El fantasma escritor
El escritor, la última película de Roman Polanski, desarrolla una trama de crimen en la sombra, conspiración internacional y CIA (qué thriller político no andaría cojo sin la conyuntura de los del pentágono), prestándole sólo un poco más de verdadera atención que la que Hitchcock dedicaba a sus MacGuffin. La idea es que el protagonista está metido hasta las cejas en un embrollo que ni le va ni le viene, en el que se expone a perder más de lo que imaginaba, y del que no puede salir, principalmente, por su irrefrenable impulso de conocer la verdad; el interés reside entonces en explorar este personaje, en los sutiles elementos, desconcertantes y raros, que trasforman su rutina en una pesadilla de creciente paranoia, y en cómo la inexorable fatalidad le persigue y condena desde el instante en que acepta su encargo.
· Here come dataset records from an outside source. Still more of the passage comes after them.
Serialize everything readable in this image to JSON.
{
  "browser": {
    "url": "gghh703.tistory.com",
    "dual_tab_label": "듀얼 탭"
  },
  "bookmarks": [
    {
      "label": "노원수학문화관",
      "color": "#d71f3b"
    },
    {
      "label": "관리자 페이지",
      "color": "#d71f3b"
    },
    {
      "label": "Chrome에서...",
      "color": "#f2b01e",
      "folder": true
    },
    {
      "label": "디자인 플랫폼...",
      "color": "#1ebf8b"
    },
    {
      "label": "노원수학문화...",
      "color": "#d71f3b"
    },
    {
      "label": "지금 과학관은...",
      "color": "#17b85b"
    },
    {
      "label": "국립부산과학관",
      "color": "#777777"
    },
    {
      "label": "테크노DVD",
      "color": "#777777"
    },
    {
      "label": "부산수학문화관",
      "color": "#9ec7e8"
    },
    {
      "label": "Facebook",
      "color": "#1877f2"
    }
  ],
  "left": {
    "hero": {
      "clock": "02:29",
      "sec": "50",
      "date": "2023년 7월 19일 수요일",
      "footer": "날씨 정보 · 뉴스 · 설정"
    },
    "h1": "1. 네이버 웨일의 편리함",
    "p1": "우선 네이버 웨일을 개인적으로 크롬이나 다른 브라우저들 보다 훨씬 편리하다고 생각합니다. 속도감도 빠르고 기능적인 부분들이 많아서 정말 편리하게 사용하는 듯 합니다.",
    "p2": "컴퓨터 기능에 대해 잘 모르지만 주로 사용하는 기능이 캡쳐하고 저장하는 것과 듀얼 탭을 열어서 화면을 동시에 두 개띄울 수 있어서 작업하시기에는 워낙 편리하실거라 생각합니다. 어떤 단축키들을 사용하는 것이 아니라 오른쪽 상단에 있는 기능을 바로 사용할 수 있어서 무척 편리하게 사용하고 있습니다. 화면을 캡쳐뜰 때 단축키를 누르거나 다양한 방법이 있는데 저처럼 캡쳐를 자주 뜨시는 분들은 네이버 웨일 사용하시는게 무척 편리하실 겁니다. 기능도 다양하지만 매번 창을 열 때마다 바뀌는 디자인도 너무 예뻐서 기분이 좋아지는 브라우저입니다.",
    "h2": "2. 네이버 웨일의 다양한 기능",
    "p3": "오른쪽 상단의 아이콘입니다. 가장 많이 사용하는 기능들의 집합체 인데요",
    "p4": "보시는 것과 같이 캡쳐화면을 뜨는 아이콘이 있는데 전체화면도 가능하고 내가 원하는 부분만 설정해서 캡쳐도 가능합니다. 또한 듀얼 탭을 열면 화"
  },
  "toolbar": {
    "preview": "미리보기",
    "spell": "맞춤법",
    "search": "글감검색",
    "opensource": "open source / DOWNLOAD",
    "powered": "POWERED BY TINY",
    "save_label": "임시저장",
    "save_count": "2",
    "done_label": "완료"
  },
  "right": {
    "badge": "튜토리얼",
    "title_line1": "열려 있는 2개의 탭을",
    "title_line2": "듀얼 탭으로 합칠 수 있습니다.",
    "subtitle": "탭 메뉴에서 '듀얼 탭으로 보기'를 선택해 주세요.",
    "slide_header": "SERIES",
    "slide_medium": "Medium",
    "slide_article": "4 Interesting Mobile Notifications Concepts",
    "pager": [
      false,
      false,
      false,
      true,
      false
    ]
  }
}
No descarto que Polanski se interesara por la novela de Robert Harris por sus claros parelelismos con las administraciones Bush y Blair, ni creo que le importen un pito las actuaciones de los mismos, o que no haya en la película un aire de denuncia; quiero decir que lo que separa a El escritor de la caterva de thrillers políticos que a docenas se estrenan cada año, es la armoniosa cristalización de las obsesiones que caracterizan la filmografía del director. No es un largometraje más de corrupción y poder porque aquí la culpa, el destino trágico, la desconfianza y el miedo, vistos por Polanski, son los que dominan la película y le dan su valor diferencial.
Hay incontables detalles que crean esa atmósfera pegajosa e inquietante -que resultará familiar a los que conozcan Chinatown, Repulsión, El quimérico inquilino, La semilla del diablo…-: las pertenencias materiales del primer escritor, muerto en circunstancias sospechosas; el gris permanente, sucio y triste, de la isla; el esfuerzo inútil poner una bici en marcha en medio de densa gravilla; el mar azul oscuro, siempre rizado; barrer una terraza al tiempo que el viento la cubre de arena. Además de servir a la historia, la puesta en escena compone un ritmo y una estética acordes -pero independientes- que son los auténticos protagonistas.
En este sentido, Jim Emerson escribe en su blog:
Estando sentado, sonriendo a la imagen final (porque era la absurda e inevitable conclusión a la que sabías que Polanski apuntaba), un tipo detrás de mí gritó: “¿Éso es todo? ¿Ése es el final?”. Vaya si lo es, y aunque puede que no te guste en términos narrativos, formal y temáticamente es justo donde tenía que acabar.
(Posible SPOILER) Exacto. La última imagen de El escritor me recordó a la de Un tipo serio, no por composición ni similitud temática (que podría argumentarse que la hay), sino por lo bien que pone fin a todo lo anterior. Ese fuera de plano que desperdiga cientos de folios llenos de (¿falsas?) memorias tiene todo el sentido del mundo.





Psé, a mi me pareció un poco sosa, y desde luego le falta mucho para crear una atmósfera pegajosa e inquietante…la actriz de Sexo en Nueva York no sé qué hace por ahí…
Dos estrellas y media (sobre cinco)
A mßi me gustó bastante, tengo que admitir. Eso sí, “no tengo ni idea” de por qué en España no la han traducido por “El negro” que es como popularmente se conoce a los ghostwriters. Habría molado ir al cine pensando que vas a ver un biopic de Miles Davis (EL NEGRO, con mayúsculas)
No hubiese estado mal tampoco la traducción literal, “El escritor fantasma”, porque MacGregor es, muy a su pesar, tan volátil e invisible como un fantasma.
“El negro” hubiese sido engañoso pero descojonante. Y sí, ya sabes que coincido plenamente en que Davis es “El Negro”.